Wie sieht es bei Ihnen aus? Sind Sie stressresistent oder haben Sie öfters das Gefühl platzen zu müssen? Wenn ja, ist es natürlich erforderlich, dass Sie Ihr Anti-Stressprogramm laufen lassen. Denn auf die Dauer ist zu viel Stress alles andere als gesund. Die vielen Störungen bis hin zu Krankheiten, sprechen eine sehr deutliche Sprache.
Als Erstes schreiben Sie bitte auf, in welchen Momenten Ihr Stresspegel steigt und ab wann Sie sich nicht mehr wohlfühlen. Führen Sie einen Monat lang Tagebuch, um Ihre Stressorgien zu eruieren. Je genauer Sie das machen, desto besser geht es Ihnen damit.
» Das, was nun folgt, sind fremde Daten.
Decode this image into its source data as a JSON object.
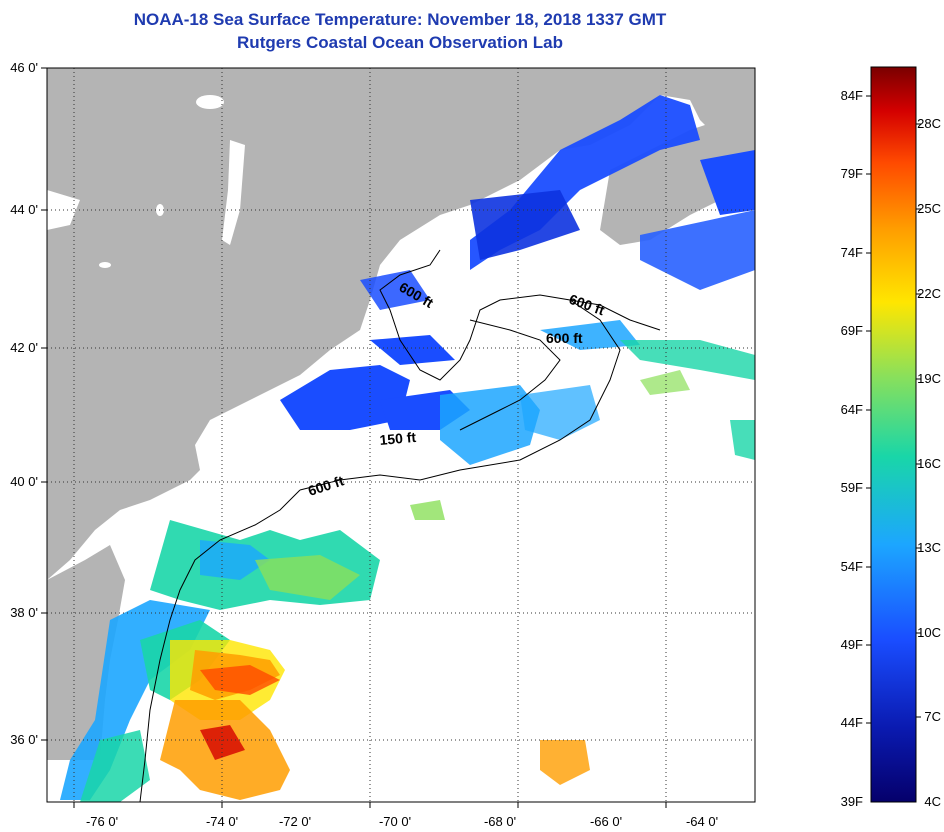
{
  "title": {
    "line1": "NOAA-18 Sea Surface Temperature:  November 18, 2018 1337 GMT",
    "line2": "Rutgers Coastal Ocean Observation Lab"
  },
  "map": {
    "lat_labels": [
      "46 0'",
      "44 0'",
      "42 0'",
      "40 0'",
      "38 0'",
      "36 0'"
    ],
    "lon_labels": [
      "-76 0'",
      "-74 0'",
      "-72 0'",
      "-70 0'",
      "-68 0'",
      "-66 0'",
      "-64 0'"
    ],
    "isobath_labels": [
      "600 ft",
      "600 ft",
      "600 ft",
      "150 ft",
      "600 ft"
    ],
    "colors": {
      "land": "#b4b4b4",
      "no_data": "#ffffff",
      "isobath": "#000000"
    }
  },
  "colorbar": {
    "fahrenheit_labels": [
      "84F",
      "79F",
      "74F",
      "69F",
      "64F",
      "59F",
      "54F",
      "49F",
      "44F",
      "39F"
    ],
    "celsius_labels": [
      "28C",
      "25C",
      "22C",
      "19C",
      "16C",
      "13C",
      "10C",
      "7C",
      "4C"
    ],
    "gradient": [
      "#7a0000",
      "#d40000",
      "#ff4a00",
      "#ff9d00",
      "#ffe600",
      "#8be05a",
      "#19d6a8",
      "#1ca6ff",
      "#1a4dff",
      "#0a1ab0",
      "#05006b"
    ]
  }
}
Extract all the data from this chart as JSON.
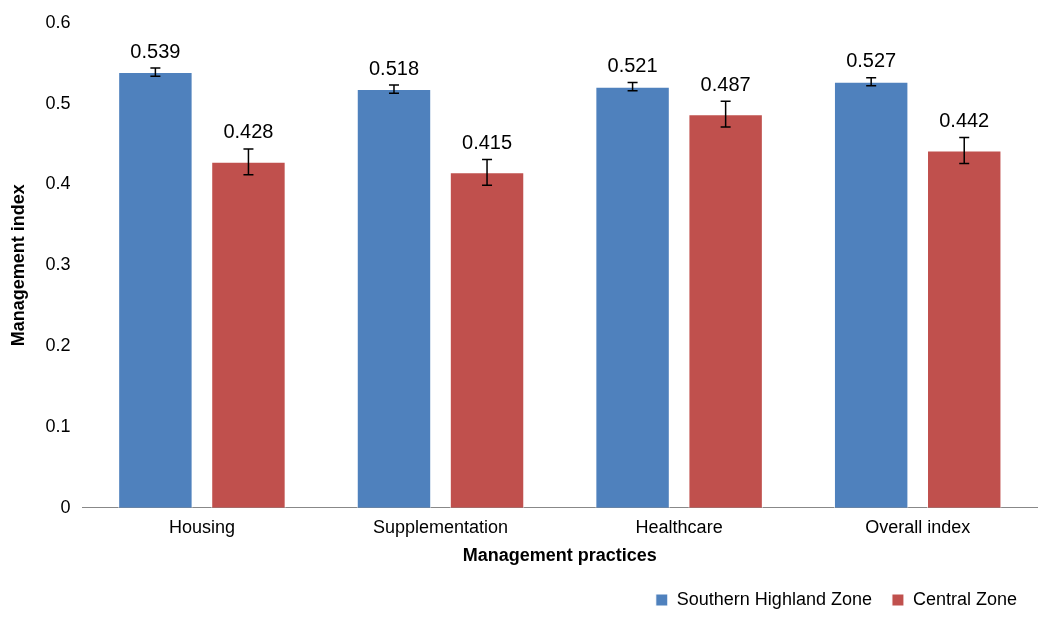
{
  "chart_data": {
    "type": "bar",
    "xlabel": "Management practices",
    "ylabel": "Management index",
    "categories": [
      "Housing",
      "Supplementation",
      "Healthcare",
      "Overall index"
    ],
    "series": [
      {
        "name": "Southern Highland Zone",
        "color": "#4f81bd",
        "values": [
          0.539,
          0.518,
          0.521,
          0.527
        ],
        "errors": [
          0.005,
          0.005,
          0.005,
          0.005
        ]
      },
      {
        "name": "Central Zone",
        "color": "#c0504d",
        "values": [
          0.428,
          0.415,
          0.487,
          0.442
        ],
        "errors": [
          0.016,
          0.016,
          0.016,
          0.016
        ]
      }
    ],
    "ylim": [
      0,
      0.6
    ],
    "yticks": [
      0,
      0.1,
      0.2,
      0.3,
      0.4,
      0.5,
      0.6
    ],
    "grid": false,
    "legend": "bottom right",
    "data_labels": true
  }
}
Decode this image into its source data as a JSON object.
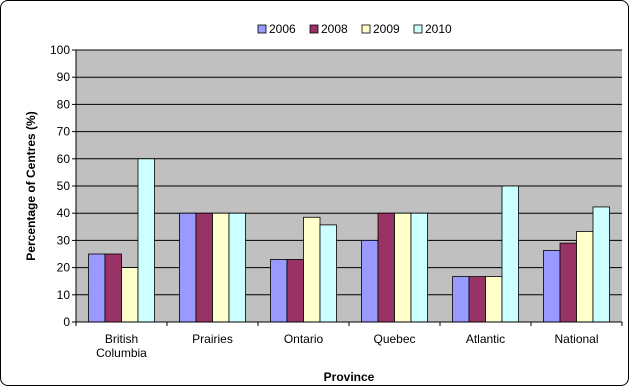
{
  "chart_data": {
    "type": "bar",
    "categories": [
      [
        "British",
        "Columbia"
      ],
      [
        "Prairies"
      ],
      [
        "Ontario"
      ],
      [
        "Quebec"
      ],
      [
        "Atlantic"
      ],
      [
        "National"
      ]
    ],
    "series": [
      {
        "name": "2006",
        "color": "#9999FF",
        "values": [
          25,
          40,
          23,
          30,
          16.7,
          26.3
        ]
      },
      {
        "name": "2008",
        "color": "#993366",
        "values": [
          25,
          40,
          23,
          40,
          16.7,
          29
        ]
      },
      {
        "name": "2009",
        "color": "#FFFFCC",
        "values": [
          20,
          40,
          38.5,
          40,
          16.7,
          33.3
        ]
      },
      {
        "name": "2010",
        "color": "#CCFFFF",
        "values": [
          60,
          40,
          35.7,
          40,
          50,
          42.3
        ]
      }
    ],
    "xlabel": "Province",
    "ylabel": "Percentage of Centres (%)",
    "ylim": [
      0,
      100
    ],
    "yticks": [
      "0",
      "10",
      "20",
      "30",
      "40",
      "50",
      "60",
      "70",
      "80",
      "90",
      "100"
    ],
    "plot_background": "#C0C0C0",
    "gridlines": true,
    "legend_position": "top"
  }
}
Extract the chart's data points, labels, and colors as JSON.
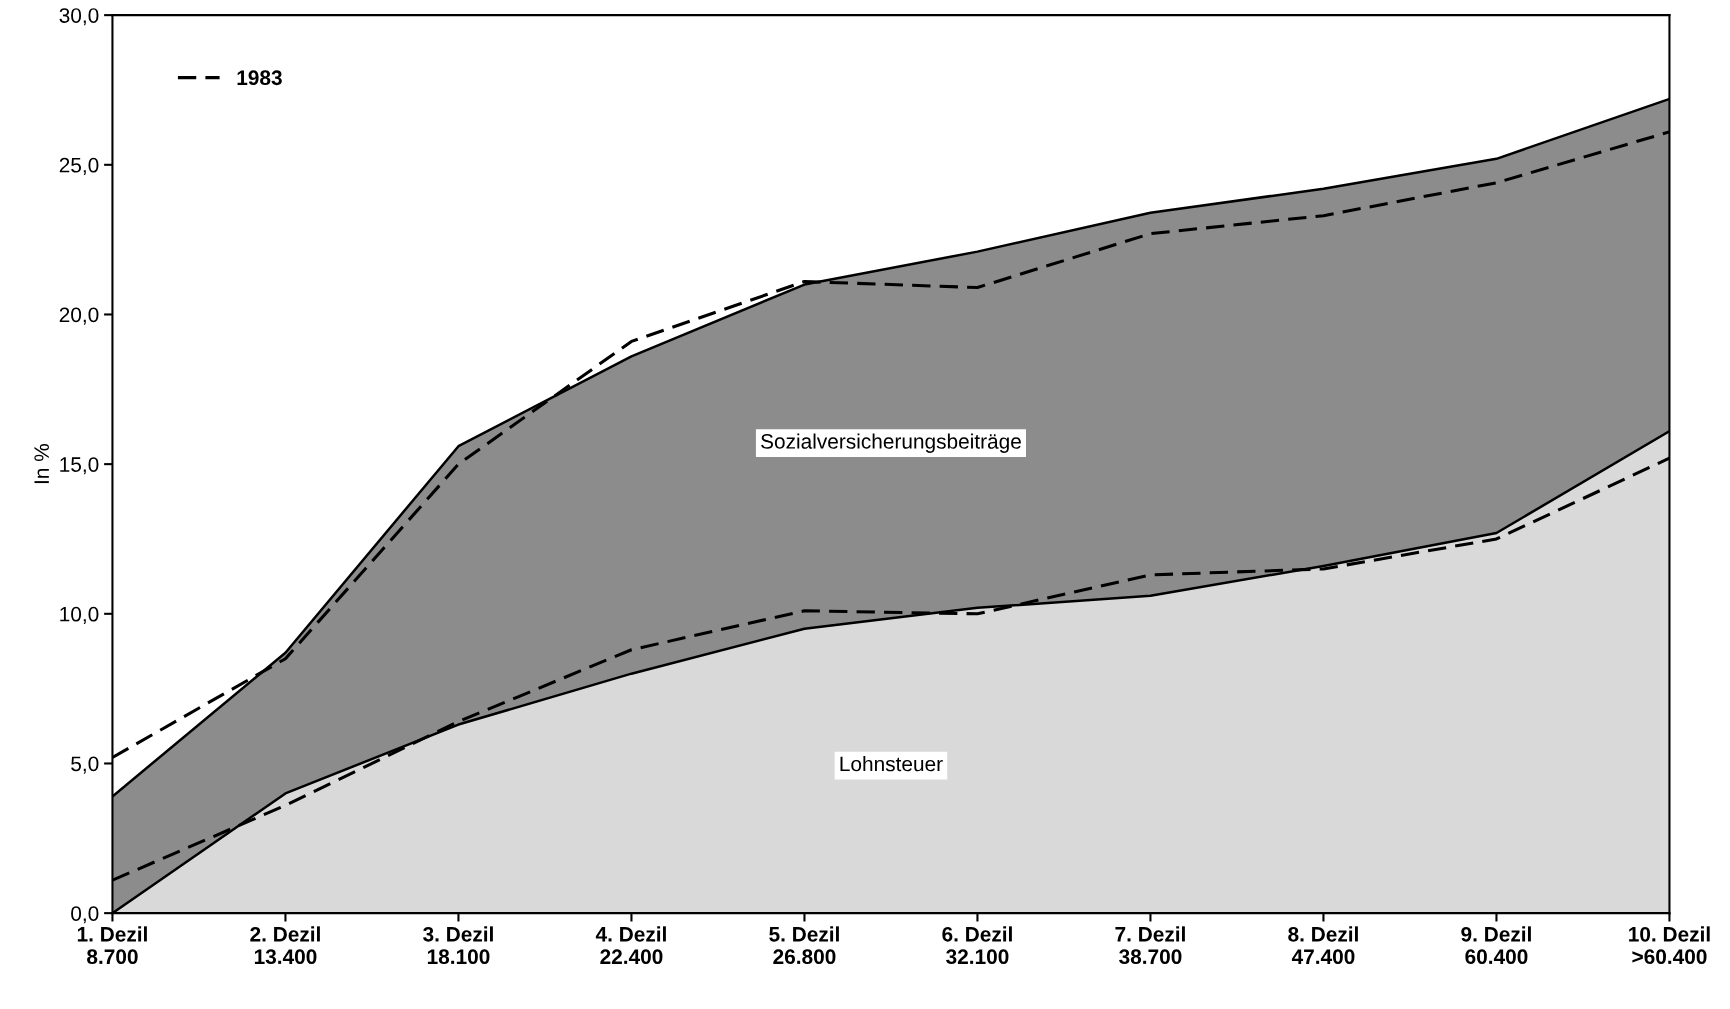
{
  "chart_data": {
    "type": "area",
    "stacked": true,
    "ylabel": "In %",
    "categories": [
      "1. Dezil\n8.700",
      "2. Dezil\n13.400",
      "3. Dezil\n18.100",
      "4. Dezil\n22.400",
      "5. Dezil\n26.800",
      "6. Dezil\n32.100",
      "7. Dezil\n38.700",
      "8. Dezil\n47.400",
      "9. Dezil\n60.400",
      "10. Dezil\n>60.400"
    ],
    "series": [
      {
        "name": "Lohnsteuer",
        "color": "#d9d9d9",
        "values": [
          0.0,
          4.0,
          6.3,
          8.0,
          9.5,
          10.2,
          10.6,
          11.6,
          12.7,
          16.1
        ]
      },
      {
        "name": "Sozialversicherungsbeiträge",
        "color": "#8c8c8c",
        "values": [
          3.9,
          4.7,
          9.3,
          10.6,
          11.5,
          11.9,
          12.8,
          12.6,
          12.5,
          11.1
        ]
      },
      {
        "name": "1983",
        "type": "line",
        "color": "#000000",
        "line_style": "dashed",
        "values": [
          1.1,
          3.6,
          6.4,
          8.8,
          10.1,
          10.0,
          11.3,
          11.5,
          12.5,
          15.2
        ]
      },
      {
        "type": "line",
        "color": "#000000",
        "line_style": "dashed",
        "values": [
          5.2,
          8.5,
          15.0,
          19.1,
          21.1,
          20.9,
          22.7,
          23.3,
          24.4,
          26.1
        ]
      }
    ],
    "ylim": [
      0,
      30
    ],
    "yticks": [
      {
        "value": 0,
        "label": "0,0"
      },
      {
        "value": 5,
        "label": "5,0"
      },
      {
        "value": 10,
        "label": "10,0"
      },
      {
        "value": 15,
        "label": "15,0"
      },
      {
        "value": 20,
        "label": "20,0"
      },
      {
        "value": 25,
        "label": "25,0"
      },
      {
        "value": 30,
        "label": "30,0"
      }
    ],
    "grid": false,
    "legend": "top left"
  }
}
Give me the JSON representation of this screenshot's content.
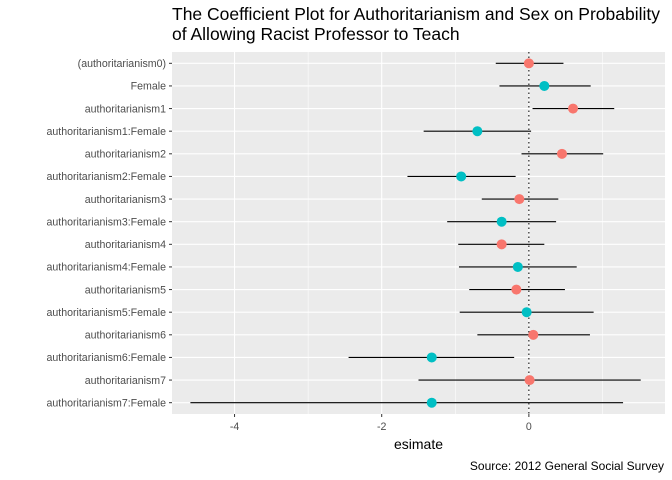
{
  "chart_data": {
    "type": "coefficient-plot",
    "title_lines": [
      "The Coefficient Plot for Authoritarianism and Sex on Probability",
      "of Allowing Racist Professor to Teach"
    ],
    "xlabel": "esimate",
    "ylabel": "",
    "caption": "Source: 2012 General Social Survey",
    "xlim": [
      -4.85,
      1.85
    ],
    "x_ticks": [
      -4,
      -2,
      0
    ],
    "x_tick_labels": [
      "-4",
      "-2",
      "0"
    ],
    "reference_line": 0,
    "grid": true,
    "legend": "none",
    "group_colors": {
      "base": "#F8766D",
      "female": "#00BFC4"
    },
    "terms": [
      {
        "label": "(authoritarianism0)",
        "estimate": 0.0,
        "low": -0.45,
        "high": 0.47,
        "group": "base"
      },
      {
        "label": "Female",
        "estimate": 0.21,
        "low": -0.4,
        "high": 0.84,
        "group": "female"
      },
      {
        "label": "authoritarianism1",
        "estimate": 0.6,
        "low": 0.05,
        "high": 1.16,
        "group": "base"
      },
      {
        "label": "authoritarianism1:Female",
        "estimate": -0.7,
        "low": -1.43,
        "high": 0.03,
        "group": "female"
      },
      {
        "label": "authoritarianism2",
        "estimate": 0.45,
        "low": -0.1,
        "high": 1.01,
        "group": "base"
      },
      {
        "label": "authoritarianism2:Female",
        "estimate": -0.92,
        "low": -1.65,
        "high": -0.18,
        "group": "female"
      },
      {
        "label": "authoritarianism3",
        "estimate": -0.13,
        "low": -0.64,
        "high": 0.4,
        "group": "base"
      },
      {
        "label": "authoritarianism3:Female",
        "estimate": -0.37,
        "low": -1.11,
        "high": 0.37,
        "group": "female"
      },
      {
        "label": "authoritarianism4",
        "estimate": -0.37,
        "low": -0.96,
        "high": 0.21,
        "group": "base"
      },
      {
        "label": "authoritarianism4:Female",
        "estimate": -0.15,
        "low": -0.95,
        "high": 0.65,
        "group": "female"
      },
      {
        "label": "authoritarianism5",
        "estimate": -0.17,
        "low": -0.81,
        "high": 0.49,
        "group": "base"
      },
      {
        "label": "authoritarianism5:Female",
        "estimate": -0.03,
        "low": -0.94,
        "high": 0.88,
        "group": "female"
      },
      {
        "label": "authoritarianism6",
        "estimate": 0.06,
        "low": -0.7,
        "high": 0.83,
        "group": "base"
      },
      {
        "label": "authoritarianism6:Female",
        "estimate": -1.32,
        "low": -2.45,
        "high": -0.2,
        "group": "female"
      },
      {
        "label": "authoritarianism7",
        "estimate": 0.01,
        "low": -1.5,
        "high": 1.52,
        "group": "base"
      },
      {
        "label": "authoritarianism7:Female",
        "estimate": -1.32,
        "low": -4.6,
        "high": 1.28,
        "group": "female"
      }
    ]
  }
}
Dann schreiben Sie auf, wie Sie sich wieder entstressen. Jeder hat da andere Methoden. Der eine geht joggen, der Nächste hört Musik, ein anderer trinkt Alkohol und viele weitere Möglichkeiten.
Die bekanntesten Anti-Stress-Methoden sind ganz klar körperliche Bewegung, dies in der Form, dass man anfängt zu schwitzen. Das Ganze eine halbe Stunde lang, den Körper einmal auf Hochtouren jagt.
Dann neue Dinge zu lernen, um den Geist abzulenken und ihm darüber einen ganzheitlicheren Fokus zu geben. Weg von den Stressauslösern, hin zu schönen Dingen.
Auch die Entspannung für die Seele, die sehr wichtig ist. Wenn diese zur Ruhe kommt und man buchstäblich die berühmte Seele baumeln lassen kann.
Dann suchen Sie sich Ihre Lebensvision, das ist ein ganz großes Lebenswerk für Ihr Leben. Etwas was Sie beflügelt und beseelt, Sie sehr beschäftigt, denn das hilft ungemein sich von unwesentlichen Dingen zu entfernen und den Fokus auf das Große und Ganze zu lenken.
All diese Maßnahmen dienen dazu, dass Sie sich immer wohler in Ihre Haut fühlen. Das ist Wellness pur und in Reinkultur. Denn Wellness ist ja der Ausdruck, des sich absolut Wohlfühlens.